序文でも「動的平衡」について簡潔に述べている。その一節は、以下のようなもの。
「生命はたえず自らを壊しつつ、自らを作り変えることによって、なんとか時の試練にあらがっている。もう少し正確に言えば、エントロピー(乱雑さ)増大の法則に抵抗して、なんとか生命という秩序を守ろうとしている。」
エッセイの中の「動的平衡」の説明には、たとえば、つぎのような記述がある。
「生命体は絶え間のない流れの中にある。細胞の構成成分は常にどんどん分解され、同時に次々と合成され続ける。」
これは、『記憶はつながりの中に』というエッセイの冒頭で、テーマは、「1年もすれば物質的にはほとんど別人になっている」のに、どうして記憶は保持されるのか、というもの。
もちろん、エントロピー増大の法則についても述べている。『シュレーディンガーの真骨頂』と『宇宙の大原則に抗う大掃除』というエッセイでは、ノーベル賞を受賞した物理学者エルヴィン・シュレーディンガーが、物理学の視点から生物について考え、エントロピー増大の法則に抗っているという生命の特性を指摘したことを綴っている。

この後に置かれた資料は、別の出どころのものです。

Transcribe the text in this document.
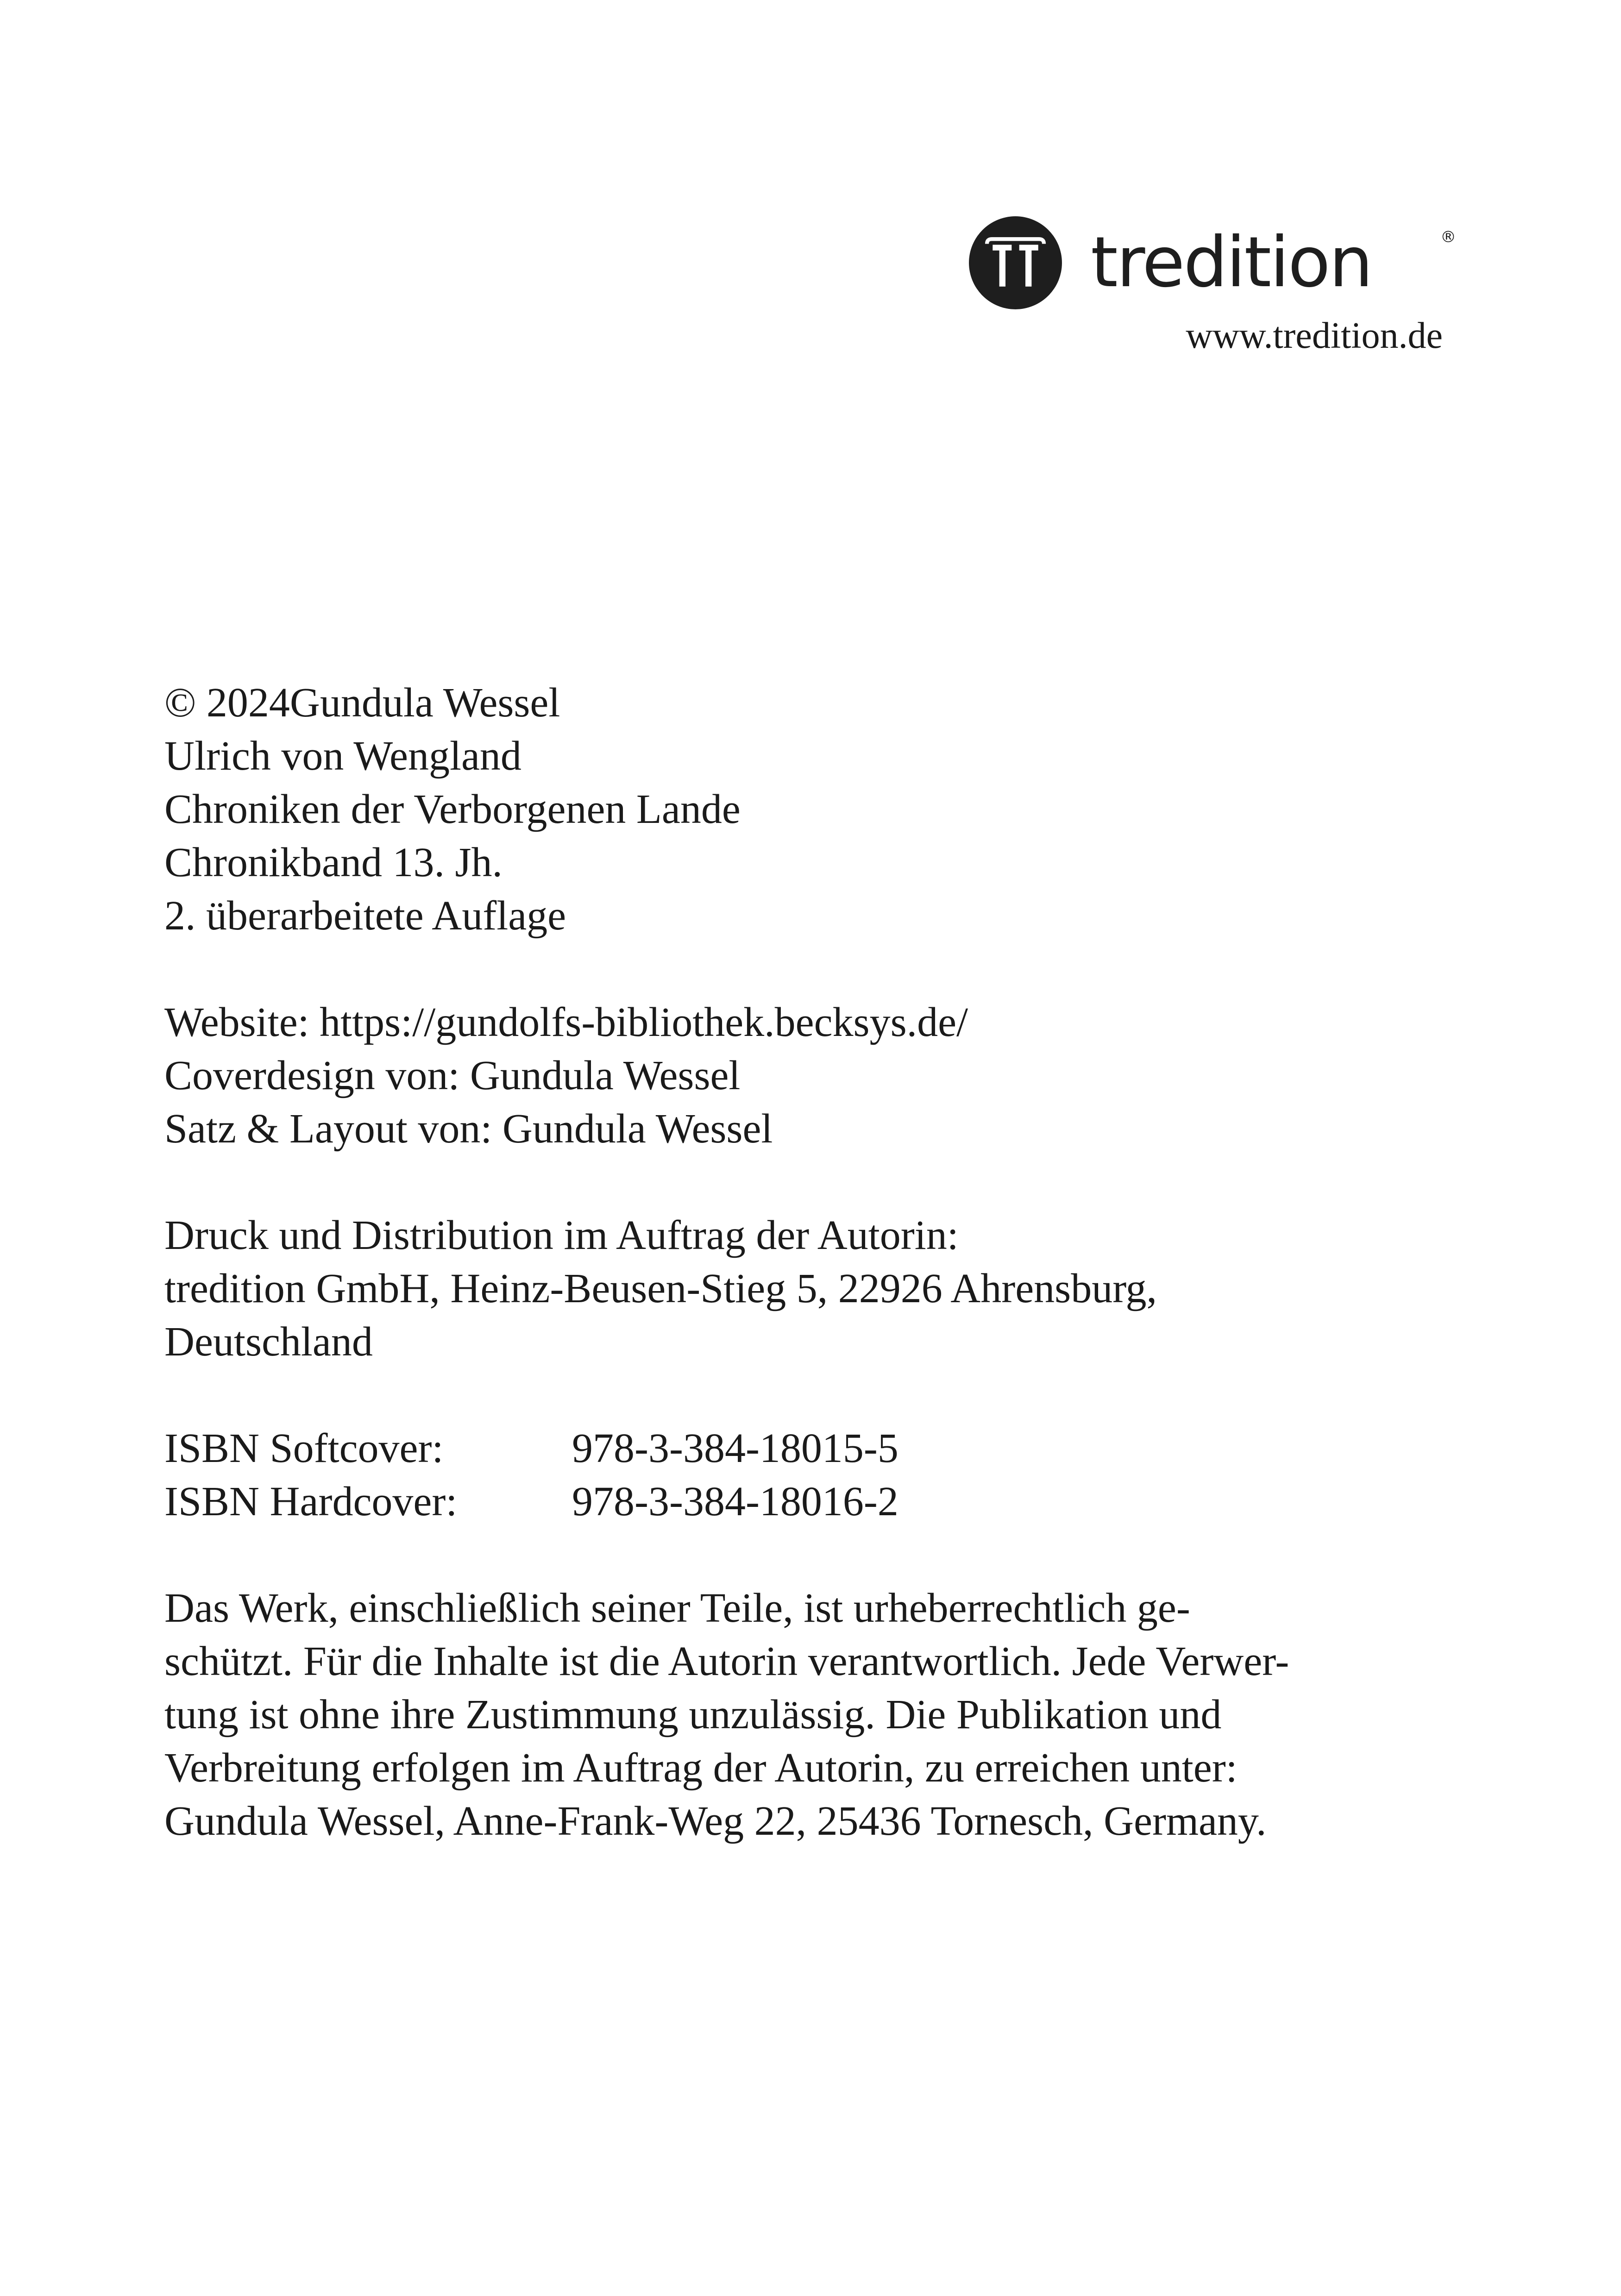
tredition	®
www.tredition.de
© 2024Gundula Wessel
Ulrich von Wengland
Chroniken der Verborgenen Lande
Chronikband 13. Jh.
2. überarbeitete Auflage
Website: https://gundolfs-bibliothek.becksys.de/
Coverdesign von: Gundula Wessel
Satz & Layout von: Gundula Wessel
Druck und Distribution im Auftrag der Autorin:
tredition GmbH, Heinz-Beusen-Stieg 5, 22926 Ahrensburg,
Deutschland
ISBN Softcover:	978-3-384-18015-5
ISBN Hardcover:	978-3-384-18016-2
Das Werk, einschließlich seiner Teile, ist urheberrechtlich ge-
schützt. Für die Inhalte ist die Autorin verantwortlich. Jede Verwer-
tung ist ohne ihre Zustimmung unzulässig. Die Publikation und
Verbreitung erfolgen im Auftrag der Autorin, zu erreichen unter:
Gundula Wessel, Anne-Frank-Weg 22, 25436 Tornesch, Germany.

そして、『生命観の新潮流、祝ノーベル賞!』というエッセイでは、福岡伸一のヒーローであり、動的平衡を語る際にたびたび登場する生化学者ルドルフ・シェーンハイマーの業績について記している。ちなみに、このエッセイは2016年10月のもので、タイトルの「祝ノーベル賞!」は、大隅良典のオートファジー研究。

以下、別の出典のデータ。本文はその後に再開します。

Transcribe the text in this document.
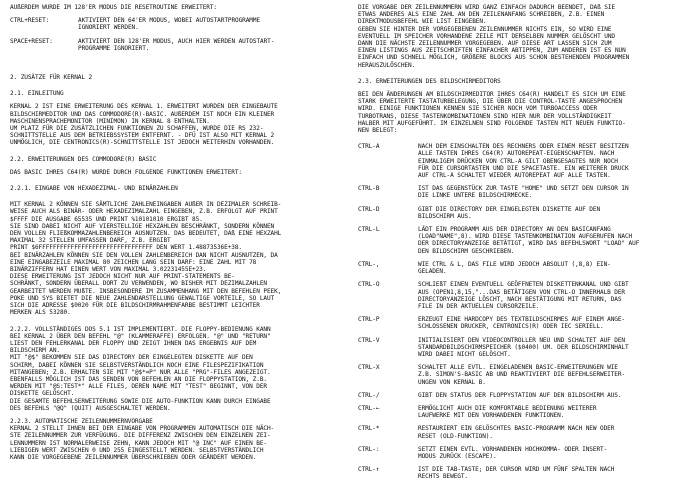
AUßERDEM WURDE IM 128'ER MODUS DIE RESETROUTINE ERWEITERT:

CTRL+RESET:	AKTIVIERT DEN 64'ER MODUS, WOBEI AUTOSTARTPROGRAMME
IGNORIERT WERDEN.
SPACE+RESET:	AKTIVIERT DEN 128'ER MODUS, AUCH HIER WERDEN AUTOSTART-
PROGRAMME IGNORIERT.

2. ZUSÄTZE FÜR KERNAL 2

2.1. EINLEITUNG

KERNAL 2 IST EINE ERWEITERUNG DES KERNAL 1. ERWEITERT WURDEN DER EINGEBAUTE
BILDSCHIRMEDITOR UND DAS COMMODORE(R)-BASIC. AUßERDEM IST NOCH EIN KLEINER
MASCHINENSPRACHEMONITOR (MINIMON) IN KERNAL 8 ENTHALTEN.
UM PLATZ FÜR DIE ZUSÄTZLICHEN FUNKTIONEN ZU SCHAFFEN, WURDE DIE RS 232-
SCHNITTSTELLE AUS DEM BETRIEBSSYSTEM ENTFERNT. - DFÜ IST ALSO MIT KERNAL 2
UNMÖGLICH, DIE CENTRONICS(R)-SCHNITTSTELLE IST JEDOCH WEITERHIN VORHANDEN.

2.2. ERWEITERUNGEN DES COMMODORE(R) BASIC

DAS BASIC IHRES C64(R) WURDE DURCH FOLGENDE FUNKTIONEN ERWEITERT:

2.2.1. EINGABE VON HEXADEZIMAL- UND BINÄRZAHLEN

MIT KERNAL 2 KÖNNEN SIE SÄMTLICHE ZAHLENEINGABEN AUßER IN DEZIMALER SCHREIB-
WEISE AUCH ALS BINÄR- ODER HEXADEZIMALZAHL EINGEBEN, Z.B. ERFOLGT AUF PRINT
$FFFF DIE AUSGABE 65535 UND PRINT %10101010 ERGIBT 85.
SIE SIND DABEI NICHT AUF VIERSTELLIGE HEXZAHLEN BESCHRÄNKT, SONDERN KÖNNEN
DEN VOLLEN FLIEßKOMMAZAHLENBEREICH AUSNUTZEN. DAS BEDEUTET, DAß EINE HEXZAHL
MAXIMAL 32 STELLEN UMFASSEN DARF, Z.B. ERGIBT
PRINT $6FFFFFFFFFFFFFFFFFFFFFFFFFFFFFFFF DEN WERT 1.48873536E+38.
BEI BINÄRZAHLEN KÖNNEN SIE DEN VOLLEN ZAHLENBEREICH DAN NICHT AUSNUTZEN, DA
EINE EINGABEZEILE MAXIMAL 80 ZEICHEN LANG SEIN DARF: EINE ZAHL MIT 78
BINÄRZIFFERN HAT EINEN WERT VON MAXIMAL 3.02231455E+23.
DIESE ERWEITERUNG IST JEDOCH NICHT NUR AUF PRINT-STATEMENTS BE-
SCHRÄNKT, SONDERN ÜBERALL DORT ZU VERWENDEN, WO BISHER MIT DEZIMALZAHLEN
GEARBEITET WERDEN MUßTE. INSBESONDERE IM ZUSAMMENHANG MIT DEN BEFEHLEN PEEK,
POKE UND SYS BIETET DIE NEUE ZAHLENDARSTELLUNG GEWALTIGE VORTEILE, SO LAUT
SICH DIE ADRESSE $0020 FÜR DIE BILDSCHIRMRAHMENFARBE BESTIMMT LEICHTER
MERKEN ALS 53280.

2.2.2. VOLLSTÄNDIGES DOS 5.1 IST IMPLEMENTIERT. DIE FLOPPY-BEDIENUNG KANN
BEI KERNAL 2 ÜBER DEN BEFEHL "@" (KLAMMERAFFE) ERFOLGEN. "@" UND "RETURN"
LIEST DEN FEHLERKANAL DER FLOPPY UND ZEIGT IHNEN DAS ERGEBNIS AUF DEM
BILDSCHIRM AN.

MIT "@$" BEKOMMEN SIE DAS DIRECTORY DER EINGELEGTEN DISKETTE AUF DEN
SCHIRM, DABEI KÖNNEN SIE SELBSTVERSTÄNDLICH NOCH EINE FILESPEZIFIKATION
MITANGEBEN; Z.B. ERHALTEN SIE MIT "@$*=P" NUR ALLE "PRG"-FILES ANGEZEIGT.
EBENFALLS MÖGLICH IST DAS SENDEN VON BEFEHLEN AN DIE FLOPPYSTATION, Z.B.
WERDEN MIT "@S:TEST*" ALLE FILES, DEREN NAME MIT "TEST" BEGINNT, VON DER
DISKETTE GELÖSCHT.
DIE GESAMTE BEFEHLSERWEITERUNG SOWIE DIE AUTO-FUNKTION KANN DURCH EINGABE
DES BEFEHLS "@Q" (QUIT) AUSGESCHALTET WERDEN.

2.2.3. AUTOMATISCHE ZEILENNUMMERNVORGABE

KERNAL 2 STELLT IHNEN BEI DER EINGABE VON PROGRAMMEN AUTOMATISCH DIE NÄCH-
STE ZEILENNUMMER ZUR VERFÜGUNG. DIE DIFFERENZ ZWISCHEN DEN EINZELNEN ZEI-
LENNUMMERN IST NORMALERWEISE ZEHN, KANN JEDOCH MIT "@ INC" AUF EINEN BE-
LIEBIGEN WERT ZWISCHEN 0 UND 255 EINGESTELLT WERDEN. SELBSTVERSTÄNDLICH
KANN DIE VORGEGEBENE ZEILENNUMMER ÜBERSCHRIEBEN ODER GEÄNDERT WERDEN.

DIE VORGABE DER ZEILENNUMMERN WIRD GANZ EINFACH DADURCH BEENDET, DAß SIE
ETWAS ANDERES ALS EINE ZAHL AN DEN ZEILENANFANG SCHREIBEN, Z.B. EINEN
DIREKTMODUSBEFEHL WIE LIST EINGEBEN.
GEBEN SIE HINTER DER VORGEGEBENEN ZEILENNUMMER NICHTS EIN, SO WIRD EINE
EVENTUELL IM SPEICHER VORHANDENE ZEILE MIT DERSELBEN NUMMER GELÖSCHT UND
DANN DIE NÄCHSTE ZEILENNUMMER VORGEGEBEN. AUF DIESE ART LASSEN SICH ZUM
EINEN LISTINGS AUS ZEITSCHRIFTEN EINFACHER ABTIPPEN, ZUM ANDEREN IST ES NUN
EINFACH UND SCHNELL MÖGLICH, GRÖßERE BLOCKS AUS SCHON BESTEHENDEN PROGRAMMEN
HERAUSZULÖSCHEN.

2.3. ERWEITERUNGEN DES BILDSCHIRMEDITORS

BEI DEN ÄNDERUNGEN AM BILDSCHIRMEDITOR IHRES C64(R) HANDELT ES SICH UM EINE
STARK ERWEITERTE TASTATURBELEGUNG, DIE ÜBER DIE CONTROL-TASTE ANGESPROCHEN
WIRD. EINIGE FUNKTIONEN KENNEN SIE SICHER NOCH VOM TURBOACCESS ODER
TURBOTRANS, DIESE TASTENKOMBINATIONEN SIND HIER NUR DER VOLLSTÄNDIGKEIT
HALBER MIT AUFGEFÜHRT. IM EINZELNEN SIND FOLGENDE TASTEN MIT NEUEN FUNKTIO-
NEN BELEGT:

CTRL-A	NACH DEM EINSCHALTEN DES RECHNERS ODER EINEM RESET BESITZEN
ALLE TASTEN IHRES C64(R) AUTOREPEAT-EIGENSCHAFTEN. NACH
EINMALIGEM DRÜCKEN VON CTRL-A GILT OBENGESAGTES NUR NOCH
FÜR DIE CURSORTASTEN UND DIE SPACETASTE. EIN WEITERER DRUCK
AUF CTRL-A SCHALTET WIEDER AUTOREPEAT AUF ALLE TASTEN.
CTRL-B	IST DAS GEGENSTÜCK ZUR TASTE "HOME" UND SETZT DEN CURSOR IN
DIE LINKE UNTERE BILDSCHIRMECKE.
CTRL-D	GIBT DIE DIRECTORY DER EINGELEGTEN DISKETTE AUF DEN
BILDSCHIRM AUS.
CTRL-L	LÄDT EIN PROGRAMM AUS DER DIRECTORY AN DEN BASICANFANG
(LOAD"NAME",8). WIRD DIESE TASTENKOMBINATION AUFGERUFEN NACH
DER DIRECTORYANZEIGE BETÄTIGT, WIRD DAS BEFEHLSWORT "LOAD" AUF
DEN BILDSCHIRM GESCHRIEBEN.
CTRL-,	WIE CTRL & L, DAS FILE WIRD JEDOCH ABSOLUT (,8,8) EIN-
GELADEN.
CTRL-O	SCHLIEßT EINEN EVENTUELL GEÖFFNETEN DISKETTENKANAL UND GIBT
AUS (OPEN1,8,15,"...DAS BETÄTIGEN VON CTRL-O INNERHALB DER
DIRECTORYANZEIGE LÖSCHT, NACH BESTÄTIGUNG MIT RETURN, DAS
FILE IN DER AKTUELLEN CURSORZEILE.
CTRL-P	ERZEUGT EINE HARDCOPY DES TEXTBILDSCHIRMES AUF EINEM ANGE-
SCHLOSSENEN DRUCKER, CENTRONICS(R) ODER IEC SERIELL.
CTRL-V	INITIALISIERT DEN VIDEOCONTROLLER NEU UND SCHALTET AUF DEN
STANDARDBILDSCHIRMSPEICHER ($0400) UM. DER BILDSCHIRMINHALT
WIRD DABEI NICHT GELÖSCHT.
CTRL-X	SCHALTET ALLE EVTL. EINGELADENEN BASIC-ERWEITERUNGEN WIE
Z.B. SIMON'S-BASIC AB UND REAKTIVIERT DIE BEFEHLSERWEITER-
UNGEN VON KERNAL B.
CTRL-/	GIBT DEN STATUS DER FLOPPYSTATION AUF DEN BILDSCHIRM AUS.
CTRL-←	ERMÖGLICHT AUCH DIE KOMFORTABLE BEDIENUNG WEITERER
LAUFWERKE MIT DEN VORHANDENEN FUNKTIONEN.
CTRL-*	RESTAURIERT EIN GELÖSCHTES BASIC-PROGRAMM NACH NEW ODER
RESET (OLD-FUNKTION).
CTRL-:	SETZT EINEN EVTL. VORHANDENEN HOCHKOMMA- ODER INSERT-
MODUS ZURÜCK (ESCAPE).
CTRL-↑	IST DIE TAB-TASTE; DER CURSOR WIRD UM FÜNF SPALTEN NACH
RECHTS BEWEGT.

ほかにも、『分解と更新は絶え間なく』、『「壊すこと」の意義』など、動的平衡にまつわるエッセイがいくつもある。
生物学のみならず、美術、文学、建築など多彩なテーマで綴っている
上述した動的平衡のほかにも、「身体に部分はない」、「生命の基本形は女性である」、「人間は考える管である」など、さまざまな視点から生命を見つめている。もちろん、蝶や鳥など、生きものにまつわるエッセイも登場する。

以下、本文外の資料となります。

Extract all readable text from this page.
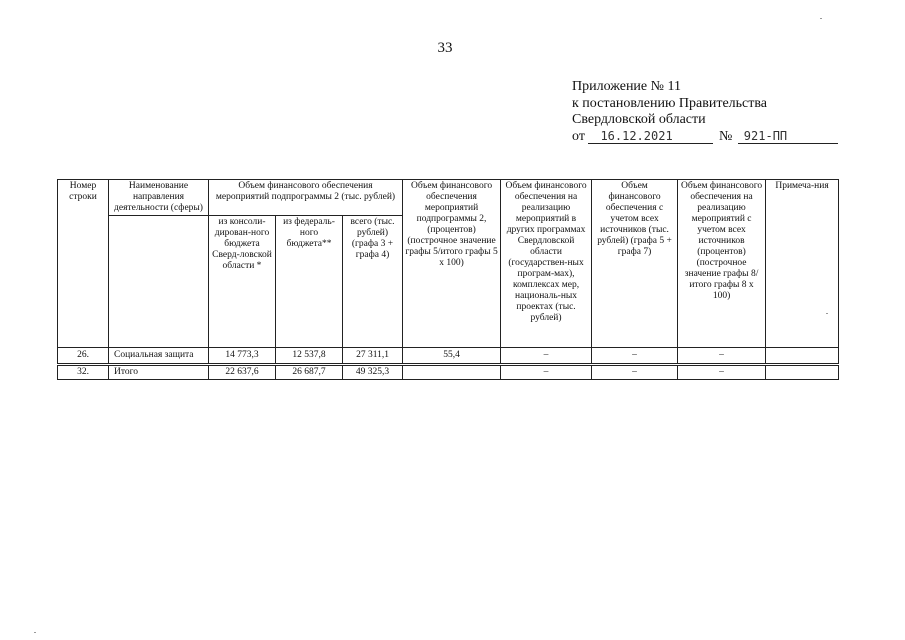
33
Приложение № 11
к постановлению Правительства
Свердловской области
от 16.12.2021	№ 921-ПП
Номер строки	Наименование направления деятельности (сферы)	Объем финансового обеспечения мероприятий подпрограммы 2 (тыс. рублей)			Объем финансового обеспечения мероприятий подпрограммы 2, (процентов) (построчное значение графы 5/итого графы 5 х 100)	Объем финансового обеспечения на реализацию мероприятий в других программах Свердловской области (государствен-ных програм-мах), комплексах мер, националь-ных проектах (тыс. рублей)	Объем финансового обеспечения с учетом всех источников (тыс. рублей) (графа 5 + графа 7)	Объем финансового обеспечения на реализацию мероприятий с учетом всех источников (процентов) (построчное значение графы 8/итого графы 8 х 100)	Примеча-ния
		из консоли-дирован-ного бюджета Сверд-ловской области *	из федераль-ного бюджета**	всего (тыс. рублей) (графа 3 + графа 4)					
26.	Социальная защита	14 773,3	12 537,8	27 311,1	55,4	–	–	–	
32.	Итого	22 637,6	26 687,7	49 325,3		–	–	–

生物学のみならず、福岡伸一が愛好するフェルメールや北斎、須賀敦子など、美術や文学の話題も多い。ほかにも、建築や記憶など、多彩なテーマで綴っている。
感想・ひとこと
福岡伸一の本をいろいろ読んできたが、本書には、めぼしい話題が盛り込まれているという印象をもった。エッセイが好きなら、まず本書を通して福岡生命論に触れてみるのもおすすめできる。
なお、NDC分類は「914.6」(大別すると9類文学)だが、当サイトでは「生物」に入れた。